JT - I pretty much agree on the possibility of LQHCs essentially being a depletion reducer rather than a complete offsetter - there's just a lot of scenarios one might build, and only so much time and reader patience, and I decided to go with a "what would it take for CERA to be right?" approach in this particular post.  I'll look at what might be more realistically achievable next time.

I haven't studied thermal depolymerization much yet.

 

Or as Simmons always says - there is no silver bullet, but many, many small things that will have to come together for us to smooth out the depletion curve. Reducing wasteful consumption and increasing alternate production are the keys.
And as I posted above, there will be demand destruction--or pain--along the way.  The pain of a guy who just purchased a hummer and can no longer afford to drive it.  The pain of someone who purchased a home 60 miles out who can no longer afford to commute.  In some of these cases, there will be no satisfactory answer--or a partial answer for this person--but a reality for them will be a loss of income, a loss of future income because they chose to purchase that hummer, or to buy that overpriced house in the desert east of LA that requires non-stop air-conditioning during the hot times of the month.

Some bad decisions have been made.  Undoing them will be painful.

That's definitely true TRE. The question is how will those people channel their frustration? That's the mega political question of the 2006 / 2008 election cycle.

BTW - great post Stuart. I'm a big fan of your analyses.

That is simple: the Republicans will blame the democrats, Clinton and the liberals for the high gas prices. And they will say that the solution are more tax cuts.

They will win the elections again...

That's my nightmare. But really I hope someone points out that the republicans have controlled congress for over 10 years now and the White house for 5 years. They built up a huge deficit, lost a war in Iraq, missed 9/11, botched NOLA, pissed off most of the world and accomplished very little except accelerate sales of SUVs and suburban sprawl.
Bah....the Republicans can make worse. They can blame the democrats, Clinton, the liberals, the gays and teaching evolution at public schools as the reason there are high gas prices.
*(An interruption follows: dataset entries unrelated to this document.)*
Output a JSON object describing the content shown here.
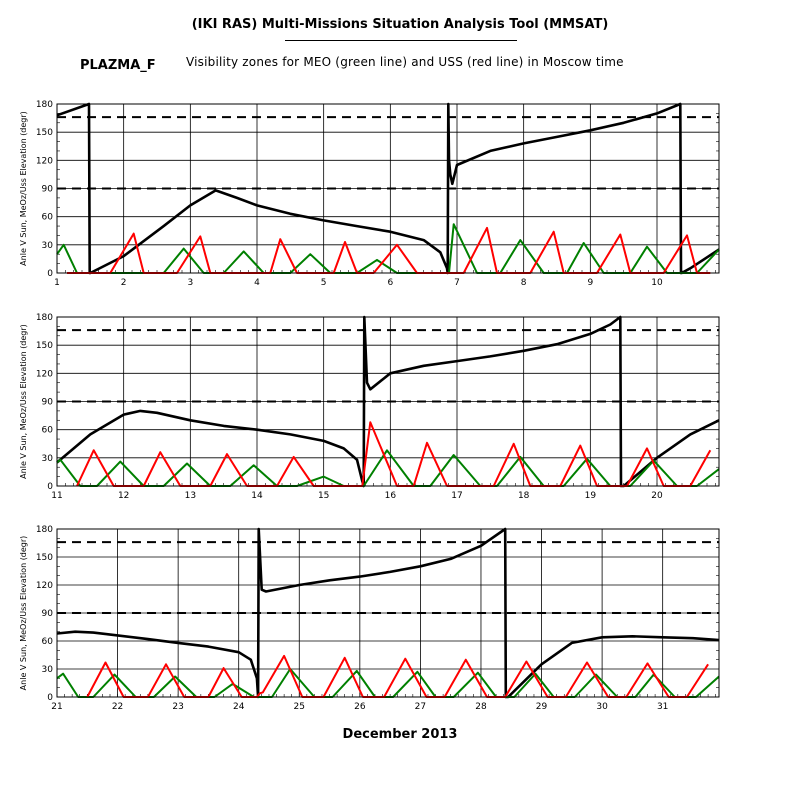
{
  "header": {
    "title": "(IKI RAS) Multi-Missions Situation Analysis Tool (MMSAT)",
    "station": "PLAZMA_F",
    "subtitle": "Visibility zones for MEO (green line) and USS (red line) in Moscow time"
  },
  "x_axis_label": "December 2013",
  "colors": {
    "sun_angle": "#000000",
    "meo": "#008000",
    "uss": "#ff0000",
    "grid": "#000000"
  },
  "chart_data": [
    {
      "type": "line",
      "panel": 1,
      "xlabel": "",
      "ylabel": "Anle V Sun, MeOz/Uss Elevation (degr)",
      "xlim": [
        1,
        10.93
      ],
      "ylim": [
        0,
        180
      ],
      "x_ticks": [
        1,
        2,
        3,
        4,
        5,
        6,
        7,
        8,
        9,
        10
      ],
      "y_ticks": [
        0,
        30,
        60,
        90,
        120,
        150,
        180
      ],
      "thresholds": [
        90,
        166
      ],
      "series": [
        {
          "x": [
            1.0,
            1.48,
            1.49,
            1.5,
            2.0,
            2.6,
            3.0,
            3.38,
            3.7,
            4.0,
            4.5,
            5.0,
            5.5,
            6.0,
            6.5,
            6.75,
            6.85,
            6.86,
            6.87,
            6.88,
            6.9,
            6.93,
            7.0,
            7.5,
            8.0,
            8.5,
            9.0,
            9.5,
            10.0,
            10.35,
            10.36,
            10.37,
            10.5,
            10.93
          ],
          "y": [
            168,
            180,
            0,
            0,
            18,
            50,
            72,
            88,
            80,
            72,
            63,
            56,
            50,
            44,
            35,
            22,
            5,
            0,
            180,
            120,
            105,
            95,
            115,
            130,
            138,
            145,
            152,
            160,
            170,
            180,
            0,
            0,
            5,
            25
          ]
        },
        {
          "x": [
            1.0,
            1.1,
            1.3,
            2.6,
            2.9,
            3.2,
            3.5,
            3.8,
            4.1,
            4.5,
            4.8,
            5.1,
            5.5,
            5.8,
            6.1,
            6.88,
            6.95,
            7.3,
            7.65,
            7.95,
            8.3,
            8.65,
            8.9,
            9.2,
            9.6,
            9.85,
            10.15,
            10.6,
            10.93
          ],
          "y": [
            20,
            30,
            0,
            0,
            26,
            0,
            0,
            23,
            0,
            0,
            20,
            0,
            0,
            14,
            0,
            0,
            52,
            0,
            0,
            35,
            0,
            0,
            32,
            0,
            0,
            28,
            0,
            0,
            25
          ]
        },
        {
          "x": [
            1.15,
            1.3,
            1.55,
            1.8,
            2.15,
            2.3,
            2.45,
            2.8,
            3.15,
            3.3,
            3.5,
            3.78,
            4.2,
            4.35,
            4.6,
            4.77,
            5.15,
            5.32,
            5.5,
            5.75,
            6.1,
            6.4,
            6.7,
            7.1,
            7.45,
            7.6,
            7.8,
            8.1,
            8.45,
            8.6,
            8.8,
            9.1,
            9.45,
            9.6,
            9.8,
            10.1,
            10.45,
            10.6,
            10.8
          ],
          "y": [
            0,
            0,
            0,
            0,
            42,
            0,
            0,
            0,
            39,
            0,
            0,
            0,
            0,
            36,
            0,
            0,
            0,
            33,
            0,
            0,
            30,
            0,
            0,
            0,
            48,
            0,
            0,
            0,
            44,
            0,
            0,
            0,
            41,
            0,
            0,
            0,
            40,
            0,
            0
          ]
        }
      ]
    },
    {
      "type": "line",
      "panel": 2,
      "xlabel": "",
      "ylabel": "Anle V Sun, MeOz/Uss Elevation (degr)",
      "xlim": [
        11,
        20.93
      ],
      "ylim": [
        0,
        180
      ],
      "x_ticks": [
        11,
        12,
        13,
        14,
        15,
        16,
        17,
        18,
        19,
        20
      ],
      "y_ticks": [
        0,
        30,
        60,
        90,
        120,
        150,
        180
      ],
      "thresholds": [
        90,
        166
      ],
      "series": [
        {
          "x": [
            11.0,
            11.5,
            12.0,
            12.25,
            12.5,
            13.0,
            13.5,
            14.0,
            14.5,
            15.0,
            15.3,
            15.5,
            15.58,
            15.6,
            15.61,
            15.65,
            15.7,
            16.0,
            16.5,
            17.0,
            17.5,
            18.0,
            18.5,
            19.0,
            19.3,
            19.45,
            19.46,
            19.5,
            20.0,
            20.5,
            20.93
          ],
          "y": [
            25,
            55,
            76,
            80,
            78,
            70,
            64,
            60,
            55,
            48,
            40,
            28,
            5,
            0,
            180,
            110,
            103,
            120,
            128,
            133,
            138,
            144,
            151,
            162,
            172,
            180,
            0,
            0,
            30,
            55,
            70
          ]
        },
        {
          "x": [
            11.0,
            11.05,
            11.35,
            11.6,
            11.95,
            12.3,
            12.6,
            12.95,
            13.3,
            13.6,
            13.95,
            14.3,
            14.6,
            15.0,
            15.3,
            15.6,
            15.95,
            16.35,
            16.6,
            16.95,
            17.35,
            17.6,
            17.95,
            18.3,
            18.6,
            18.95,
            19.3,
            19.6,
            19.95,
            20.3,
            20.6,
            20.93
          ],
          "y": [
            25,
            28,
            0,
            0,
            26,
            0,
            0,
            24,
            0,
            0,
            22,
            0,
            0,
            10,
            0,
            0,
            38,
            0,
            0,
            33,
            0,
            0,
            31,
            0,
            0,
            29,
            0,
            0,
            27,
            0,
            0,
            18
          ]
        },
        {
          "x": [
            11.3,
            11.55,
            11.85,
            12.3,
            12.55,
            12.85,
            13.3,
            13.55,
            13.85,
            14.3,
            14.55,
            14.85,
            15.3,
            15.58,
            15.7,
            16.1,
            16.35,
            16.55,
            16.85,
            17.1,
            17.55,
            17.85,
            18.1,
            18.55,
            18.85,
            19.1,
            19.55,
            19.85,
            20.1,
            20.5,
            20.8
          ],
          "y": [
            0,
            38,
            0,
            0,
            36,
            0,
            0,
            34,
            0,
            0,
            31,
            0,
            0,
            0,
            68,
            0,
            0,
            46,
            0,
            0,
            0,
            45,
            0,
            0,
            43,
            0,
            0,
            40,
            0,
            0,
            38
          ]
        }
      ]
    },
    {
      "type": "line",
      "panel": 3,
      "xlabel": "December 2013",
      "ylabel": "Anle V Sun, MeOz/Uss Elevation (degr)",
      "xlim": [
        21,
        31.93
      ],
      "ylim": [
        0,
        180
      ],
      "x_ticks": [
        21,
        22,
        23,
        24,
        25,
        26,
        27,
        28,
        29,
        30,
        31
      ],
      "y_ticks": [
        0,
        30,
        60,
        90,
        120,
        150,
        180
      ],
      "thresholds": [
        90,
        166
      ],
      "series": [
        {
          "x": [
            21.0,
            21.3,
            21.6,
            22.0,
            22.5,
            23.0,
            23.5,
            24.0,
            24.2,
            24.3,
            24.32,
            24.33,
            24.38,
            24.45,
            25.0,
            25.5,
            26.0,
            26.5,
            27.0,
            27.5,
            28.0,
            28.4,
            28.41,
            28.45,
            29.0,
            29.5,
            30.0,
            30.5,
            31.0,
            31.5,
            31.93
          ],
          "y": [
            68,
            70,
            69,
            66,
            62,
            58,
            54,
            48,
            40,
            20,
            0,
            180,
            115,
            113,
            120,
            125,
            129,
            134,
            140,
            148,
            162,
            180,
            0,
            0,
            35,
            58,
            64,
            65,
            64,
            63,
            61
          ]
        },
        {
          "x": [
            21.0,
            21.1,
            21.35,
            21.6,
            21.95,
            22.3,
            22.6,
            22.95,
            23.3,
            23.6,
            23.9,
            24.25,
            24.55,
            24.85,
            25.25,
            25.55,
            25.95,
            26.25,
            26.55,
            26.95,
            27.25,
            27.55,
            27.95,
            28.25,
            28.55,
            28.9,
            29.2,
            29.55,
            29.9,
            30.25,
            30.55,
            30.85,
            31.2,
            31.55,
            31.93
          ],
          "y": [
            20,
            25,
            0,
            0,
            24,
            0,
            0,
            22,
            0,
            0,
            14,
            0,
            0,
            30,
            0,
            0,
            28,
            0,
            0,
            27,
            0,
            0,
            26,
            0,
            0,
            25,
            0,
            0,
            24,
            0,
            0,
            24,
            0,
            0,
            22
          ]
        },
        {
          "x": [
            21.5,
            21.8,
            22.1,
            22.5,
            22.8,
            23.1,
            23.5,
            23.75,
            24.05,
            24.3,
            24.35,
            24.4,
            24.75,
            25.05,
            25.4,
            25.75,
            26.05,
            26.4,
            26.75,
            27.1,
            27.4,
            27.75,
            28.1,
            28.4,
            28.75,
            29.1,
            29.4,
            29.75,
            30.1,
            30.4,
            30.75,
            31.1,
            31.4,
            31.75
          ],
          "y": [
            0,
            37,
            0,
            0,
            35,
            0,
            0,
            31,
            0,
            0,
            4,
            5,
            44,
            0,
            0,
            42,
            0,
            0,
            41,
            0,
            0,
            40,
            0,
            0,
            38,
            0,
            0,
            37,
            0,
            0,
            36,
            0,
            0,
            35
          ]
        }
      ]
    }
  ]
}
And they will say that the solutions are cut taxes, social security reform, ammendment the Constitution for send gays to concentration camps and make sure no science (evolution, Hubert's Peak, Global Warming) be tauch at the public schools, you know, who need science?

And the american public will give the victory to these guys because, you know, they are macho and USA need fight "the terrorists"...

What saddens me most is that a Brazilian (or Portuguese) understands the US better than the majority of those who liver here.

There was a story on public radio about Hummers in Paris.  With gas at 7$/gallon, it costs about $250 to fill the tank.  If you used this as a daily driver, and filled once a week, you are looking at $13,000/Yr.  There will always be people rich enough to do this, of course.  They claimed that sales were still strong - I guess that says something about the demographic that is buying the things.  Ultimately the demand for those things will have to collapse though.
Recession would certainly 'help'.
http://www.sustainableliving.info/fading_of_the_oil_economy_recession_overview.htm

But as in the above rather 'market forces' piece, Hubbert foresaw the implications -
"Our window of opportunity is slowly closing... at the same time, it probably requires a spiral of adversity. In   other words, things have to get worse before they can get better. The most important thing is to get a clear   picture of the situation we're in, and the outlook for the future - exhaustion of oil and gas, that kind of thing -  and an appraisal of where we are and what the time scale is. And the time scale is not centuries, it is decades."

Sadly, no-one listened, it is no longer decades.

The bottom line is that there is no alternative for cheap energy, and adapting to high cost eneergy will bring massive unemplyment and social dislocation. Highly unpalatable. Likely to be true. No escape.